First, the government of the U.S. was forced to drop its charges against Brazil at the WTO, charges which aimed to prevent production and distribution of cheaper generic HIV drugs. Then a consortium of 39 of the biggest global drug companies also withdrew its case against the South African government. The drug companies’ objective was to shore up their obscene profits by stopping South Africa from importing generic medicines which dramatically increase the life expectancy of people living with HIV. Worldwide protests forced the corporations to back off.

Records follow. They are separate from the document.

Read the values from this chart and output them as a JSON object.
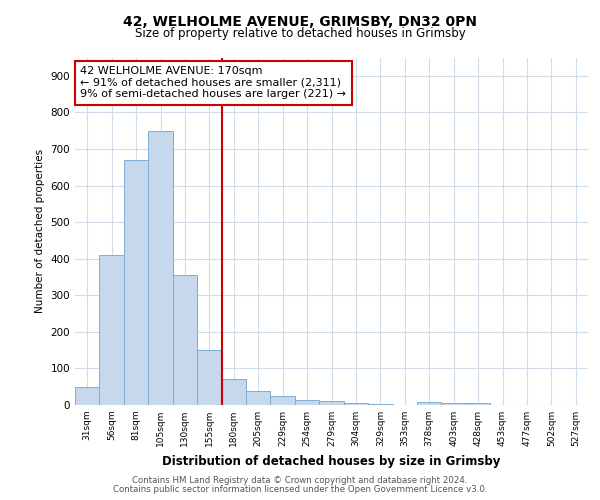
{
  "title1": "42, WELHOLME AVENUE, GRIMSBY, DN32 0PN",
  "title2": "Size of property relative to detached houses in Grimsby",
  "xlabel": "Distribution of detached houses by size in Grimsby",
  "ylabel": "Number of detached properties",
  "bar_color": "#c8d8ec",
  "bar_edge_color": "#7bafd4",
  "vline_color": "#cc0000",
  "vline_x": 5.5,
  "annotation_title": "42 WELHOLME AVENUE: 170sqm",
  "annotation_line1": "← 91% of detached houses are smaller (2,311)",
  "annotation_line2": "9% of semi-detached houses are larger (221) →",
  "footer1": "Contains HM Land Registry data © Crown copyright and database right 2024.",
  "footer2": "Contains public sector information licensed under the Open Government Licence v3.0.",
  "categories": [
    "31sqm",
    "56sqm",
    "81sqm",
    "105sqm",
    "130sqm",
    "155sqm",
    "180sqm",
    "205sqm",
    "229sqm",
    "254sqm",
    "279sqm",
    "304sqm",
    "329sqm",
    "353sqm",
    "378sqm",
    "403sqm",
    "428sqm",
    "453sqm",
    "477sqm",
    "502sqm",
    "527sqm"
  ],
  "values": [
    50,
    410,
    670,
    750,
    355,
    150,
    70,
    37,
    25,
    15,
    10,
    5,
    2,
    0,
    8,
    5,
    5,
    0,
    0,
    0,
    0
  ],
  "ylim": [
    0,
    950
  ],
  "yticks": [
    0,
    100,
    200,
    300,
    400,
    500,
    600,
    700,
    800,
    900
  ],
  "background_color": "#ffffff",
  "plot_background": "#ffffff",
  "grid_color": "#d0dce8"
}
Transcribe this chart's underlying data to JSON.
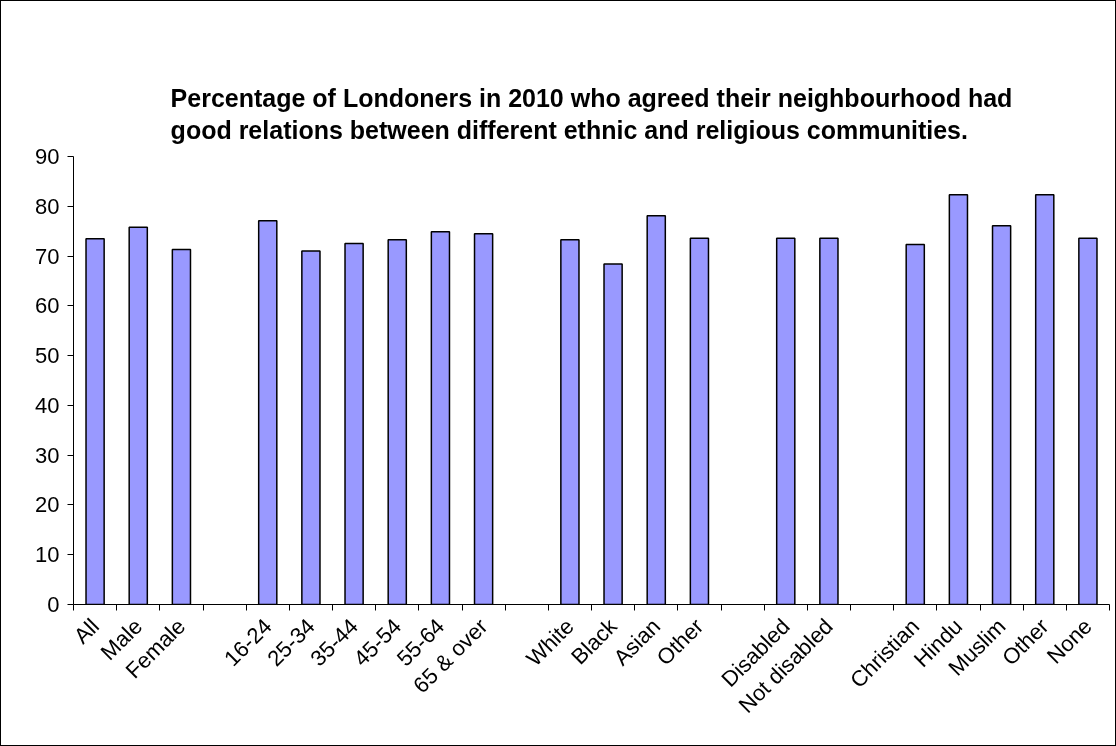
{
  "chart_data": {
    "type": "bar",
    "title": "Percentage of Londoners in 2010 who agreed their neighbourhood had good relations between different ethnic and religious communities.",
    "categories": [
      "All",
      "Male",
      "Female",
      null,
      "16-24",
      "25-34",
      "35-44",
      "45-54",
      "55-64",
      "65 & over",
      null,
      "White",
      "Black",
      "Asian",
      "Other",
      null,
      "Disabled",
      "Not disabled",
      null,
      "Christian",
      "Hindu",
      "Muslim",
      "Other",
      "None"
    ],
    "values": [
      73.5,
      75.8,
      71.3,
      null,
      77.1,
      71.0,
      72.5,
      73.3,
      74.9,
      74.5,
      null,
      73.3,
      68.4,
      78.1,
      73.6,
      null,
      73.6,
      73.6,
      null,
      72.3,
      82.3,
      76.1,
      82.3,
      73.6
    ],
    "color": "#9999ff",
    "ylim": [
      0,
      90
    ],
    "yticks": [
      0,
      10,
      20,
      30,
      40,
      50,
      60,
      70,
      80,
      90
    ],
    "grid": false
  }
}
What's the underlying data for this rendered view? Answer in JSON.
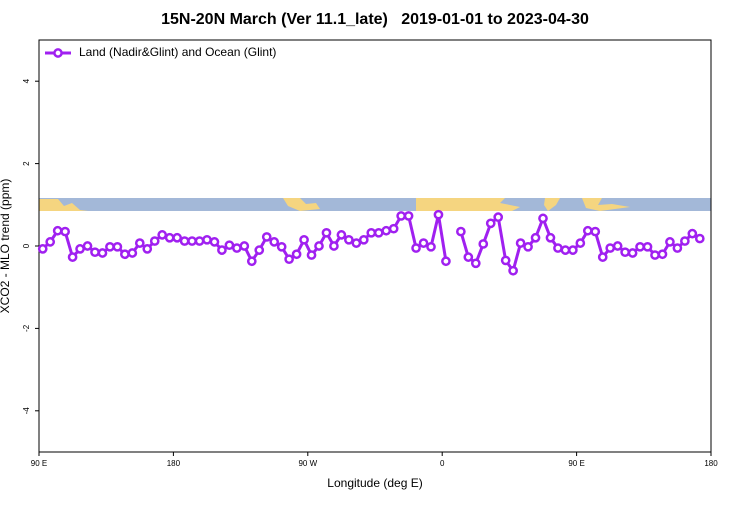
{
  "chart_data": {
    "type": "line",
    "title": "15N-20N March (Ver 11.1_late)   2019-01-01 to 2023-04-30",
    "x_label": "Longitude (deg E)",
    "y_label": "XCO2 - MLO trend (ppm)",
    "xlim": [
      90,
      540
    ],
    "xticks": [
      {
        "value": 90,
        "label": "90 E"
      },
      180,
      {
        "value": 270,
        "label": "90 W"
      },
      {
        "value": 360,
        "label": "0"
      },
      {
        "value": 450,
        "label": "90 E"
      },
      {
        "value": 540,
        "label": "180"
      }
    ],
    "ylim": [
      -5,
      5
    ],
    "yticks": [
      -4,
      -2,
      0,
      2,
      4
    ],
    "legend": "upper left",
    "x": [
      92.5,
      97.5,
      102.5,
      107.5,
      112.5,
      117.5,
      122.5,
      127.5,
      132.5,
      137.5,
      142.5,
      147.5,
      152.5,
      157.5,
      162.5,
      167.5,
      172.5,
      177.5,
      182.5,
      187.5,
      192.5,
      197.5,
      202.5,
      207.5,
      212.5,
      217.5,
      222.5,
      227.5,
      232.5,
      237.5,
      242.5,
      247.5,
      252.5,
      257.5,
      262.5,
      267.5,
      272.5,
      277.5,
      282.5,
      287.5,
      292.5,
      297.5,
      302.5,
      307.5,
      312.5,
      317.5,
      322.5,
      327.5,
      332.5,
      337.5,
      342.5,
      347.5,
      352.5,
      357.5,
      362.5,
      367.5,
      372.5,
      377.5,
      382.5,
      387.5,
      392.5,
      397.5,
      402.5,
      407.5,
      412.5,
      417.5,
      422.5,
      427.5,
      432.5,
      437.5,
      442.5,
      447.5,
      452.5,
      457.5,
      462.5,
      467.5,
      472.5,
      477.5,
      482.5,
      487.5,
      492.5,
      497.5,
      502.5,
      507.5,
      512.5,
      517.5,
      522.5,
      527.5,
      532.5
    ],
    "series": [
      {
        "name": "Land (Nadir&Glint) and Ocean (Glint)",
        "color": "#a020f0",
        "values": [
          -0.07,
          0.1,
          0.37,
          0.35,
          -0.27,
          -0.07,
          0,
          -0.15,
          -0.17,
          -0.02,
          -0.02,
          -0.2,
          -0.17,
          0.07,
          -0.07,
          0.12,
          0.27,
          0.2,
          0.2,
          0.12,
          0.12,
          0.12,
          0.15,
          0.1,
          -0.1,
          0.02,
          -0.05,
          0,
          -0.37,
          -0.1,
          0.22,
          0.1,
          -0.02,
          -0.32,
          -0.2,
          0.15,
          -0.22,
          0,
          0.32,
          0,
          0.27,
          0.15,
          0.07,
          0.15,
          0.32,
          0.32,
          0.37,
          0.42,
          0.73,
          0.73,
          -0.05,
          0.07,
          -0.02,
          0.76,
          -0.37,
          null,
          0.35,
          -0.27,
          -0.42,
          0.05,
          0.55,
          0.7,
          -0.35,
          -0.6,
          0.07,
          -0.02,
          0.2,
          0.67,
          0.2,
          -0.05,
          -0.1,
          -0.1,
          0.07,
          0.37,
          0.35,
          -0.27,
          -0.05,
          0,
          -0.15,
          -0.17,
          -0.02,
          -0.02,
          -0.22,
          -0.2,
          0.1,
          -0.05,
          0.12,
          0.3,
          0.18
        ]
      }
    ]
  }
}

The third concession was won by a rock-solid bloc of third world nations at the WTO meeting in Qatar last November, backed by the growing grassroots anti-capitalist movement. The meeting voted to endorse TRIPS (Trade Related Intellectual Property Rights). TRIPS — a global patent regime which will give companies the right to operate as monopolies — comes into force from 2005. But 48 of the world’s poorest countries have until 2016 before the pernicious new system kicks in. The final agreed wording includes a clause which will give countries the right to override drug company patents and use generic products in cases of “national emergency.” This right to protect public health and promote medicines for all is a tool the movement can utilise.
The movement is effective because it is internationalist, and it is being led by people of colour, gays and lesbians and people living with HIV. It is not afraid to challenge this system which denies life-saving drugs to the majority of the world’s 35 million HIV sufferers so it can maximise profits by selling drugs at at superinflated prices.